HB-bred Hartley in top form
Hawke’s Bay-bred Hartley completed a winning double at this year’s Bostock New Zealand Hawke’s Bay Spring carnival when he dead-heated with Cutting Up Rough in the final event last Saturday.
The big Azamour five-year-old competed on all three days of the carnival, finishing seventh over 1300m on the first day before scoring a game win over 1400m on the second day.
Woodville trainer Neil Connors stepped the horse up to 1600m in a $40,000 Rating 82 event last Saturday and he showed tremendous fighting qualities again. He looked beaten when Cutting Up Rough ranged up outside him inside the last 100m but put in a mighty late lunge and the two horses crossed the line locked together.
Hartley was bred by Pourerere-based Sue Harty in partnership with the late Colin McKay and is out of the Towkay mare Madam Butterfly.
The horse was offered for sale as a weanling at a 2015 mixed bloodstock sale and was bought by Connors for $23,000. He has now recorded five wins from 16 starts and Saturday’s win took his stake earnings to more than $85,000.
Madam Butterfly, who was the winner of five races, died last year but has also produced a two-year-old by Sweynesse that was bred by Harty in partnership with Explosive Breeding Limited, a company managed by Hastings-based Neville Robertson.

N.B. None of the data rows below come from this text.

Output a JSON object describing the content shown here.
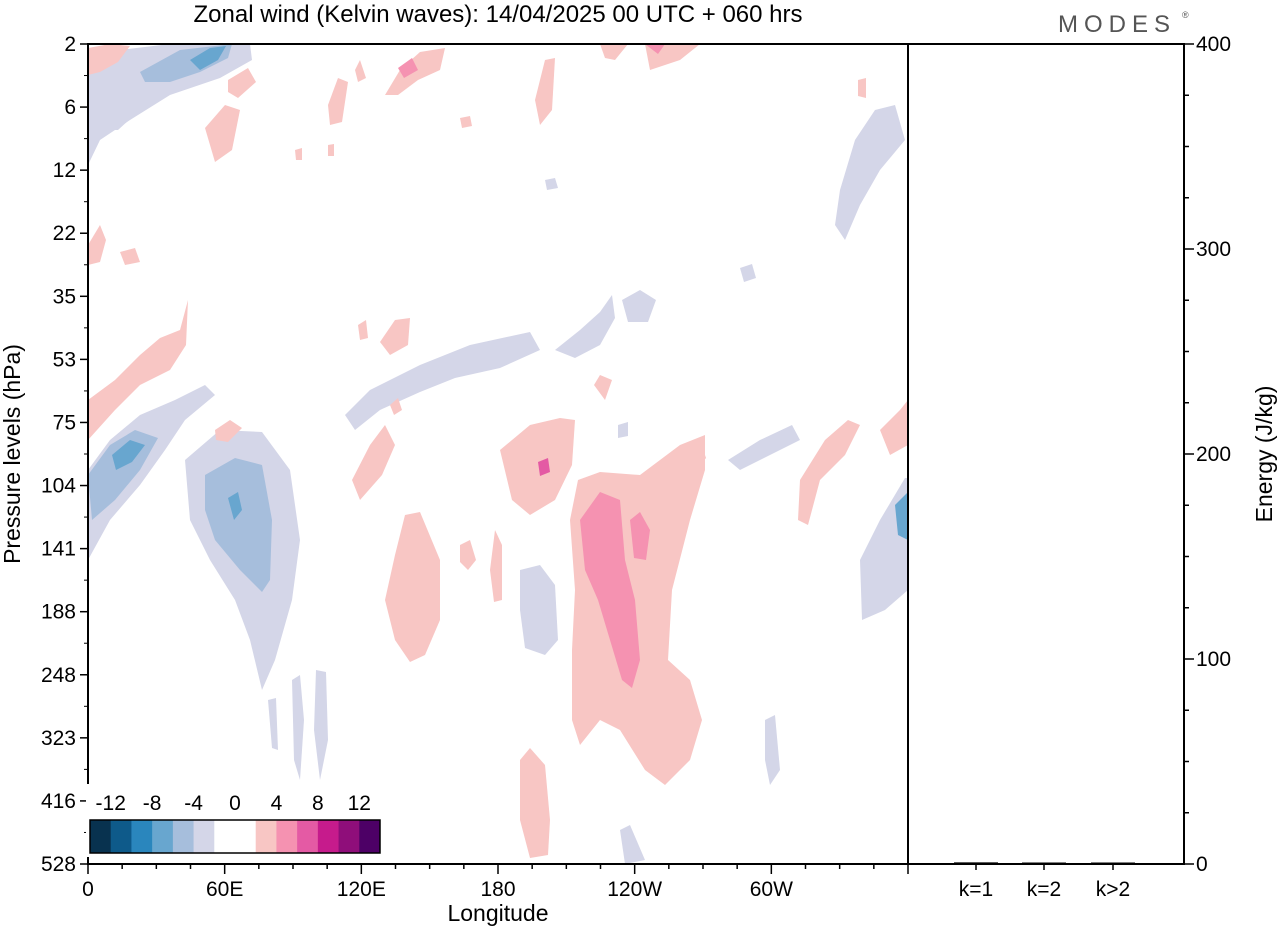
{
  "header": {
    "title": "Zonal wind (Kelvin waves):  14/04/2025  00 UTC  + 060 hrs",
    "brand": "MODES",
    "brand_mark": "®"
  },
  "chart_data": [
    {
      "type": "heatmap",
      "title": "Zonal wind (Kelvin waves):  14/04/2025  00 UTC  + 060 hrs",
      "xlabel": "Longitude",
      "ylabel": "Pressure levels (hPa)",
      "x_ticks": [
        "0",
        "60E",
        "120E",
        "180",
        "120W",
        "60W"
      ],
      "x_tick_degrees": [
        0,
        60,
        120,
        180,
        240,
        300
      ],
      "xlim": [
        0,
        360
      ],
      "y_ticks": [
        "2",
        "6",
        "12",
        "22",
        "35",
        "53",
        "75",
        "104",
        "141",
        "188",
        "248",
        "323",
        "416",
        "528"
      ],
      "y_scale": "log",
      "colorbar": {
        "labels": [
          "-12",
          "-8",
          "-4",
          "0",
          "4",
          "8",
          "12"
        ],
        "colors": [
          "#08324f",
          "#0e5a8a",
          "#2a86bd",
          "#68a6cf",
          "#a6bedc",
          "#d4d6e8",
          "#ffffff",
          "#ffffff",
          "#f8c6c4",
          "#f592b1",
          "#e45aa4",
          "#c61b8c",
          "#8f0e7a",
          "#4d0066"
        ]
      },
      "contours": [
        {
          "sign": "positive",
          "level": 4,
          "lon_range": [
            160,
            198
          ],
          "p_range": [
            70,
            115
          ]
        },
        {
          "sign": "positive",
          "level": 4,
          "lon_range": [
            212,
            270
          ],
          "p_range": [
            98,
            330
          ]
        },
        {
          "sign": "positive",
          "level": 8,
          "lon_range": [
            217,
            240
          ],
          "p_range": [
            110,
            250
          ]
        },
        {
          "sign": "negative",
          "level": -4,
          "lon_range": [
            42,
            95
          ],
          "p_range": [
            104,
            250
          ]
        },
        {
          "sign": "negative",
          "level": -8,
          "lon_range": [
            52,
            80
          ],
          "p_range": [
            115,
            160
          ]
        },
        {
          "sign": "negative",
          "level": -8,
          "lon_range": [
            0,
            25
          ],
          "p_range": [
            78,
            120
          ]
        },
        {
          "sign": "negative",
          "level": -8,
          "lon_range": [
            22,
            65
          ],
          "p_range": [
            2,
            4
          ]
        }
      ]
    },
    {
      "type": "bar",
      "categories": [
        "k=1",
        "k=2",
        "k>2"
      ],
      "values": [
        0.8,
        0.2,
        0.5
      ],
      "ylabel": "Energy (J/kg)",
      "ylim": [
        0,
        400
      ],
      "y_ticks": [
        0,
        100,
        200,
        300,
        400
      ]
    }
  ]
}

“The Sweynesse two-year-old is a magnificent looking horse but he is a very big horse who is going to take time,” Harty said this week.
“He’s been gelded and will be broken in around Christmas time and we will look at racing him next year.”
Cutting Up Rough (outside) and Hartley cross the line together at the finish of the Rating 82 race over 1600m at Hastings last Saturday. The photo-finish print could not separate the pair and a dead-heat was declared.
Jaguary brings up his fourth win
Jaguary, formerly trained at Hastings by Guy Lowry and Grant Cullen, continued a purple patch of form in Australia when winning over 1950m at Morphettville last Saturday.
The Niagara four-year-old has proven a revelation for Adelaide trainer Travis Doudle, having won four of his five starts since crossing the Tasman as a maiden after five runs from the Lowry/Cullen stable.
Doudle purchased the gelding for less than $40,000 from his Auckland owner-breeder Trish Dunell, and believes the horse has the ability to go right to the top.
“He’s a very talented horse who we liked from the minute he first arrived,” Doudle said.
“The plan has been to get him into the spring stayers’ series so he will qualify for that in a fortnight and then go to the final on Melbourne Cup day.
“After that there could be a cheeky race for him in Melbourne.”